Aku menahan napas mendnegar percakapan itu. Tadi aku memang menjemput Aurae, tapi karena lapar aku memutuskan untuk ke kafe di lantai teratas. Siapa sangka di sini malah bertemu dengan Aurae, dan juga mendengar pembicaraannya dan temannya.
Aku memutuskan tetap diam di salah satu meja yang lumayan dekat dari mereka, tapi berusaha agar mereka tidak ada yang melihatku.
"Dia emang berengsek, Wi, tapi gue. Di-dia, emang begitu. Gue yang ... susah lupa. Gue--"
"Lo apa? Cinta? Aduh, Re. Emang ya, cinta itu nggak bisa di logika, tapi pikirlah dia udah nyakitin lo sebegitunya, ninggalin lo gitu aja. Masih mau sama yang begitu?!"
Aku melihat Aurae menunduk, mengusap air matanya. Apa Aurae begitu mencintai laki-laki di masa lalunya hingga rela menangis seperti itu? Harusnya tidak perlu bertanya banyak. Jawabannya sudah pasti.
"Aurae, lagian nih ya. Yang nyokap lo calonin tuh nggak buruk kok, bahkan lebih segalanya dari laki-laki berengsek itu. Gue yakin perlahan lo juga bisa nerima dia."
"Gue nggak bisa."
Aku mendengar nada frustrasi dari teman Aurae saat Aurae menjawab tadi. Aku pun begitu. Dari awal Aurae tidak yakin, bagaimana ke depannya?
"Gue nggak tahu jalan pikiran lo, Re.
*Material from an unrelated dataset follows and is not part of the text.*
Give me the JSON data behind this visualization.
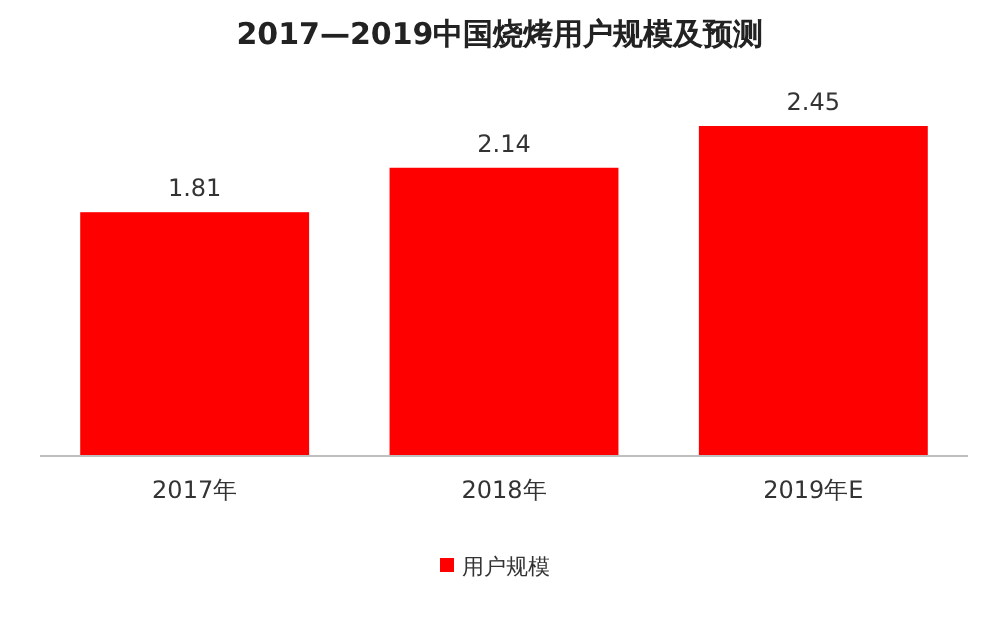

Daniel itu terlalu ... ah, pokoknya dari dulu gue nggak suka lo pacaran sama dia. Dia terlalu pasif dan malah membiarkan lo berjuang sendiri."
"Dia nggak begitu."
"Aurae. Cinta nggak benar-benar membuat orang buta, seharusnya. Hanya orang bodoh yang matanya tertutup oleh cinta yang nggak jelas. Sorry, kalau lo tersinggung dengan ucapan gue. Tapi coba lo pikir deh. Mana yang pantas diperjuangin dan mana yang harus lo lupain."
"Maksud lo gue harus perjuangin polisi itu?"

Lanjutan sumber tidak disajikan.